Sometimes through a smell. Sometimes through touch. Sometimes through music.
Music perhaps more than anything else.
There are songs I heard so many times in childhood that the cassettes almost wore out. And even now, years later, if one of those songs starts playing somewhere, I do not merely remember the past — I seem to travel back into it. For a few moments the distance collapses completely. It is strange how a tune can bring back not just events, but entire moods, entire evenings, entire forgotten versions of oneself.
But memories also do something else. They tie us to the past in ways we do not even notice.

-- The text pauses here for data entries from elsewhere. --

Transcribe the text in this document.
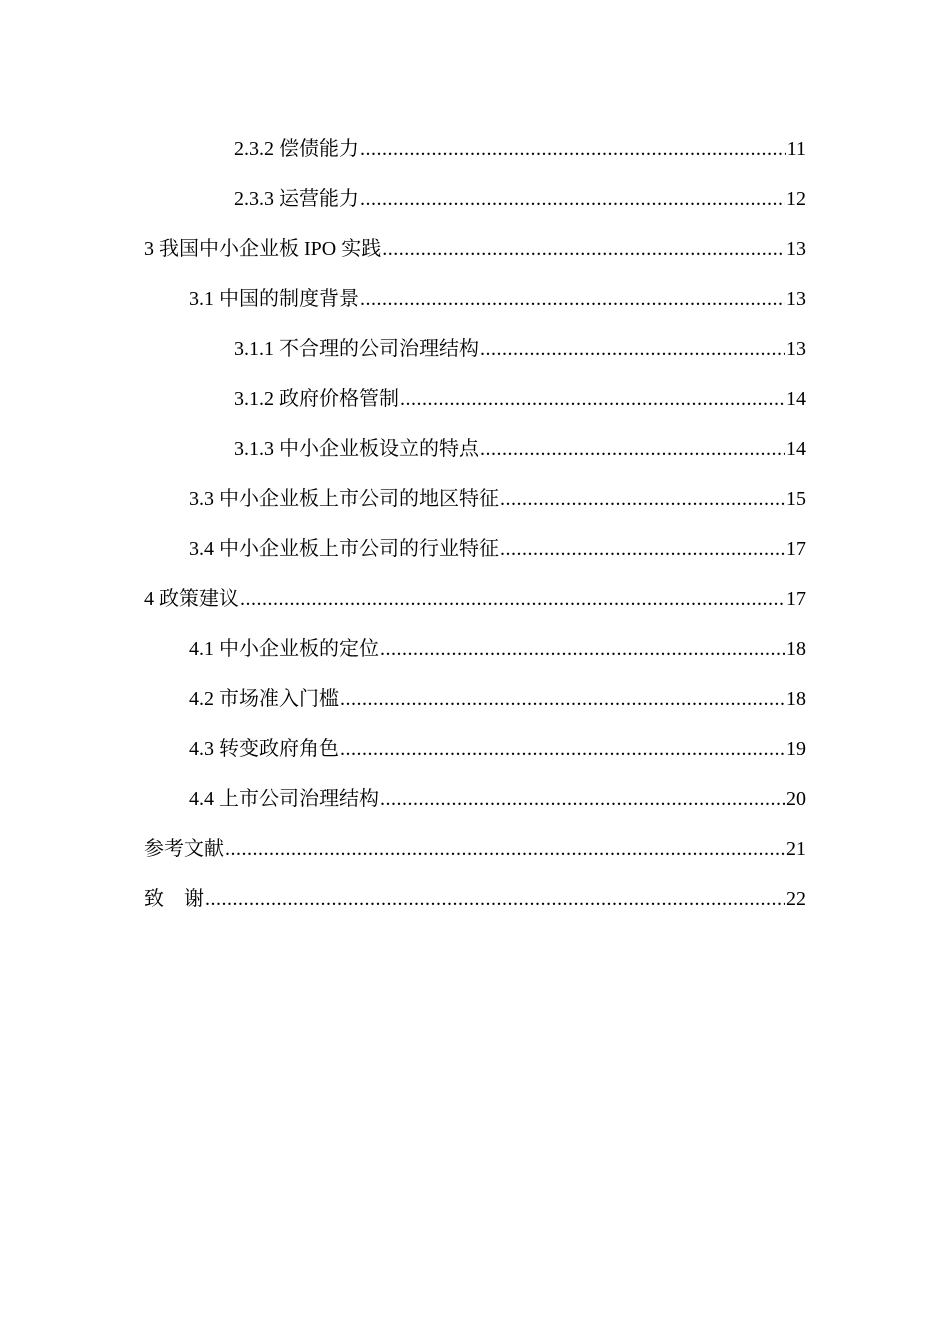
2.3.2 偿债能力 .....	11
2.3.3 运营能力 .....	12
3 我国中小企业板 IPO 实践 .....	13
3.1 中国的制度背景 .....	13
3.1.1 不合理的公司治理结构 .....	13
3.1.2 政府价格管制 .....	14
3.1.3 中小企业板设立的特点 .....	14
3.3 中小企业板上市公司的地区特征 .....	15
3.4 中小企业板上市公司的行业特征 .....	17
4 政策建议 .....	17
4.1 中小企业板的定位 .....	18
4.2 市场准入门槛 .....	18
4.3 转变政府角色 .....	19
4.4 上市公司治理结构 .....	20
参考文献 .....	21
致　谢 .....	22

People often speak about “those golden days.” Especially school days. Childhood. College. And yes, when I look back, many moments do appear beautiful now. But if I am honest, while living through those very days, was I really so happy? I doubt it sometimes. At that time too the mind was anxious about something else, dissatisfied with something else, wanting to reach somewhere else. Very often while living one phase of life, we are already trapped in another time altogether — regretting something old or worrying about something yet to come.
Perhaps memory edits life.
It softens certain things and exaggerates others. The painful parts slowly fade around the edges while the pleasurable moments remain brightly lit. Maybe that is why people go back again and again to the same emotional situations even after suffering through them once already.
Sometimes I feel that something within us must die to old memories before we can really look at life freshly again.
I do not know if that is true. It only feels true at times.
And then another thought comes to me — does memory also stop us from thinking clearly? Is the mind constantly taking recourse to the past because it is easier that way? The mind seems lazy in some strange manner. Or economical. Miserly perhaps. It likes habits. It likes familiar reactions. It likes ready-made conclusions. Perhaps it keeps using old experiences to make new decisions without even informing us properly.
A friend of mine once went through a painful relationship. After it ended, I thought he would surely choose differently next time. But after some years, what surprised me was not that he fell in love again — but that he fell almost for the same kind of person again. Different face, different name, different circumstances perhaps — but somewhere the pattern remained similar.
And strangely enough, he himself could not see it.
Then I realized something unsettling. The mind remembers pleasure very faithfully, but seems to forget suffering rather conveniently. Loneliness remains visible while old pain slowly loses its sharpness. And then suddenly what once hurt us begins looking desirable again.
Maybe we are all repeating ourselves far more than we imagine.
Maybe what we call personality is also partly memory — old patterns continuing silently underneath new situations.
And then I wonder:
Who is really pulling these strings inside us?
Who keeps replaying these old songs within the mind?
Who holds this strange musical instrument together, O Krishna?
Somewhere I once came across these lines:
“You will remain an enigma unto yourselves until you become humble and joyful as children. Then you shall find Me within yourselves, and looking from the great world within toward the little world without, you shall find that all is well — with time and with you.”
I do not fully understand these words, but something about them stays with me.
Children perhaps live differently from us. They cry completely, laugh completely, become angry completely — and then suddenly move on. Their minds do not cling for too long. Maybe that is why there is such freshness around them.
As we grow older, memory grows heavier.
And perhaps wisdom is not merely accumulating more and more memories, but also learning when not to be imprisoned by them.
I do not know.
I only know that sometimes, late at night, an old song begins playing somewhere and suddenly entire worlds begin opening again inside the mind.